「わたくしが、一秒で負けると?」

「一秒も持たねぇって言ってんだよ」

「ふざけるのも大概になさいませ……!」

 シャルロッテは少年に怒りの視線を送った後、双子の妹を振り返った。鋭く睨みつけてやると、ふわふわのツインテールに優しげな翡翠色の瞳を持つリィは、困ったように肩を竦めて眉尻を下げた。

 弱々しい。

 シャルロッテは一笑した。

 こんな弱々しい者に負けるなど有り得ない。

 そう思うのに。

「シン……だめだよ。この人……この方は、皇女様だもの……」

「いいんだよ! 勇者の娘のくせに弱いとか大したことないとか、ぼーっとした顔してるからだとかブスだとか言いやがったんだぞコイツ! リィの方が強くてかわいいのに!」

 そこまで口汚くは言っていないが、確かにシャルロッテは無様に負けたリィにそう言った。その言葉こそがシンを憤慨させていることなど、彼女は気づいていなかったが。

「でも……」

「いいからやっちまえ! リィがやらないなら俺がやるぞ!」

「それは、だめ」

 兄に任せたら手加減しないだろうと判断したのか、リィはシャルロッテの顔色を伺うように視線を送った。シャルロッテはギリリと奥歯を噛む。

「わたくしに勝てると思っているの……!」

 彼らの言動は自分を馬鹿にしている。

 そう思った彼女は、持てる力の全てを持ってリィに突っ込んだ。鋭い拳がリィの愛らしい顔を直撃する、その寸前。

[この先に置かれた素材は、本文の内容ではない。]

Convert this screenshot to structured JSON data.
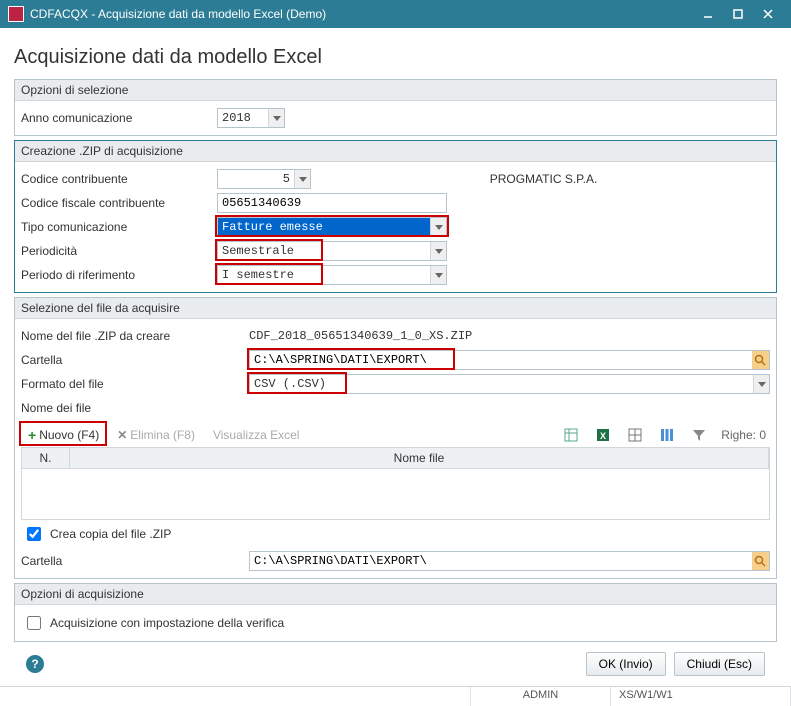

 ぐるりと視界が回り、地面の上に転がされてしまった。

 何が起きたのか解らず、何故地面に転がったのか解らず、シャルロッテは一瞬戸惑った。けれどもすぐに起き上り、リィに攻撃を仕掛けた。何度も何度も拳を撃ち込んだ。けれどもそれらすべてがかわされて、払われて、また地面に転がされた。

 愕然とするシャルロッテを見下ろす、心配そうな翡翠色の瞳。そして、上空に広がる青空よりももっと蒼い深海色の瞳が、『ざまあみろ』と見下ろしてくるのが信じられなかった。

 その後も、何度も何度も地面に転がされた。悔しくて、涙ぐみながら立ち向かった。

 けれども、まったく敵わなかった。

 立ち上がれないまでになる頃には、シャルロッテの心に怒りはなかった。

 その代わりに、ジリリ、と何かが燃え上がった。